The European authorities and Justice -- as well as the Federal Reserve and the Securities and Exchange Commission -- must pursue any credible accusations of wrongdoing. We certainly wouldn't put it past the hedgies to pull a fast one on Greece or anyone else. But we doubt hedge fund misbehavior, if any, will be shown to account for most or even much of Greece's woes, let alone Europe's.
The fundamental problem here is that, in the decade since it joined the euro area, Athens has consistently run massive budget deficits, in violation of European Union rules, and then disguised them with less-than-honest bookkeeping. The responsible E.U. and member state officials essentially did nothing about it. Perhaps Goldman Sachs enabled Greece's chicanery with cleverly designed currency swaps in 2001, as has been reported. But, as the Wall Street Journal has reported, this maneuver might have masked a tenth of a percent of gross domestic product in deficits -- not much compared with the current total of 12.7 percent of GDP.
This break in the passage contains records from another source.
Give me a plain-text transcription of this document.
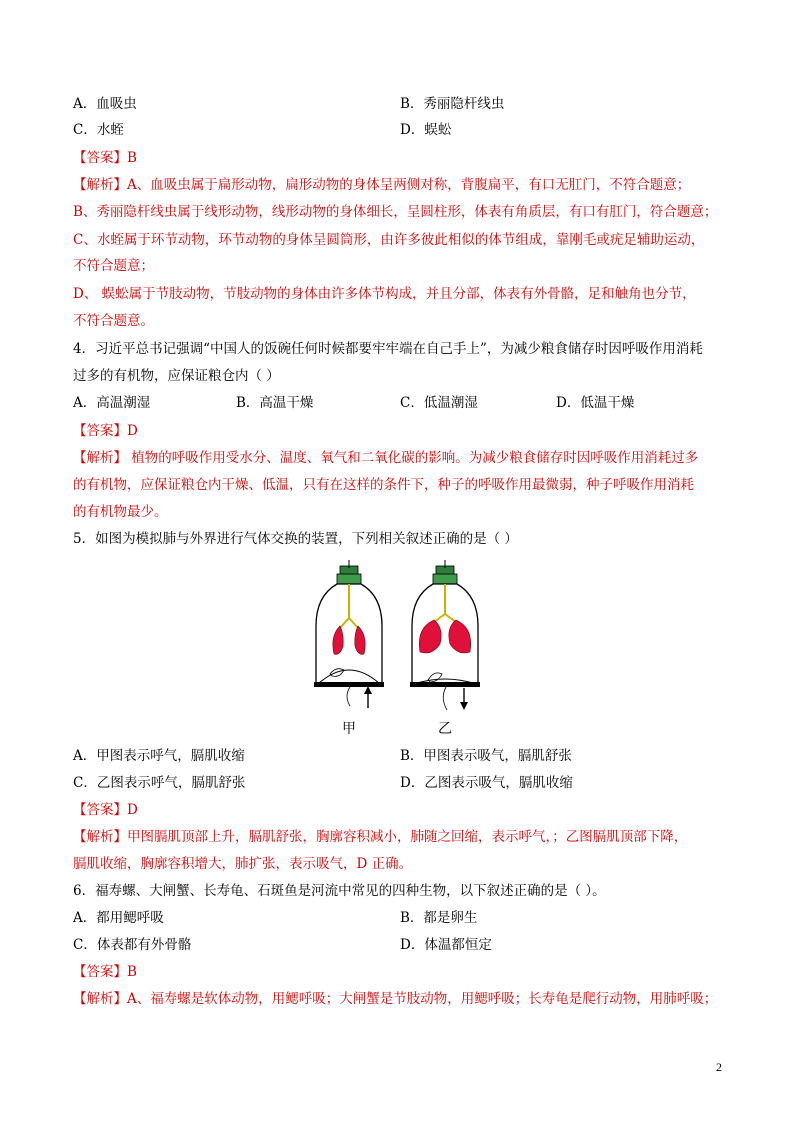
A．血吸虫	B．秀丽隐杆线虫
C．水蛭	D．蜈蚣
【答案】B
【解析】A、血吸虫属于扁形动物，扁形动物的身体呈两侧对称，背腹扁平，有口无肛门，不符合题意；
B、秀丽隐杆线虫属于线形动物，线形动物的身体细长，呈圆柱形，体表有角质层，有口有肛门，符合题意；
C、水蛭属于环节动物，环节动物的身体呈圆筒形，由许多彼此相似的体节组成，靠刚毛或疣足辅助运动，
不符合题意；
D、 蜈蚣属于节肢动物，节肢动物的身体由许多体节构成，并且分部，体表有外骨骼，足和触角也分节，
不符合题意。
4．习近平总书记强调“中国人的饭碗任何时候都要牢牢端在自己手上”，为减少粮食储存时因呼吸作用消耗
过多的有机物，应保证粮仓内（ ）
A．高温潮湿	B．高温干燥	C．低温潮湿	D．低温干燥
【答案】D
【解析】 植物的呼吸作用受水分、温度、氧气和二氧化碳的影响。为减少粮食储存时因呼吸作用消耗过多
的有机物，应保证粮仓内干燥、低温，只有在这样的条件下，种子的呼吸作用最微弱，种子呼吸作用消耗
的有机物最少。
5．如图为模拟肺与外界进行气体交换的装置，下列相关叙述正确的是（ ）
甲	乙
A．甲图表示呼气，膈肌收缩	B．甲图表示吸气，膈肌舒张
C．乙图表示呼气，膈肌舒张	D．乙图表示吸气，膈肌收缩
【答案】D
【解析】甲图膈肌顶部上升，膈肌舒张，胸廓容积减小，肺随之回缩，表示呼气，；乙图膈肌顶部下降，
膈肌收缩，胸廓容积增大，肺扩张，表示吸气，D 正确。
6．福寿螺、大闸蟹、长寿龟、石斑鱼是河流中常见的四种生物，以下叙述正确的是（ ）。
A．都用鳃呼吸	B．都是卵生
C．体表都有外骨骼	D．体温都恒定
【答案】B
【解析】A、福寿螺是软体动物，用鳃呼吸；大闸蟹是节肢动物，用鳃呼吸；长寿龟是爬行动物，用肺呼吸；
2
To be sure, much Greek red ink reflects the cyclical impact of the recession. But an awful lot of it is structural, the consequence of subsidies, rampant tax evasion and lush pensions for Greek civil servants. Germany, where the retirement age is 67, is rightly wondering why it should help refinance a country where the retirement age, until now, has been 61.
To its credit, the new Greek government of Prime Minister George Papandreou has responded with reforms designed to cut the deficit to 3 percent of Greece's GDP by 2012. To their credit, German and French officials are demanding even more -- and it remains to be seen whether Mr. Papandreou can withstand the political backlash against austerity. Greece successfully floated a bond issue this week, albeit at high interest.
No doubt politicians from Berlin to Athens would have preferred to keep pretending that 16 countries could employ a single currency without an enforceable common fiscal policy. But the hedge funds called this massive bluff. Before retaliating, government authorities should factor in the possibility that the hedgies merely precipitated a crisis that Europe was going to have to face sooner or later. Now at least Europe has a chance to fix its economic architecture before things got even worse. Speculators have made a killing off Greece's short-term misfortune. But maybe they did Europe a long-term favor.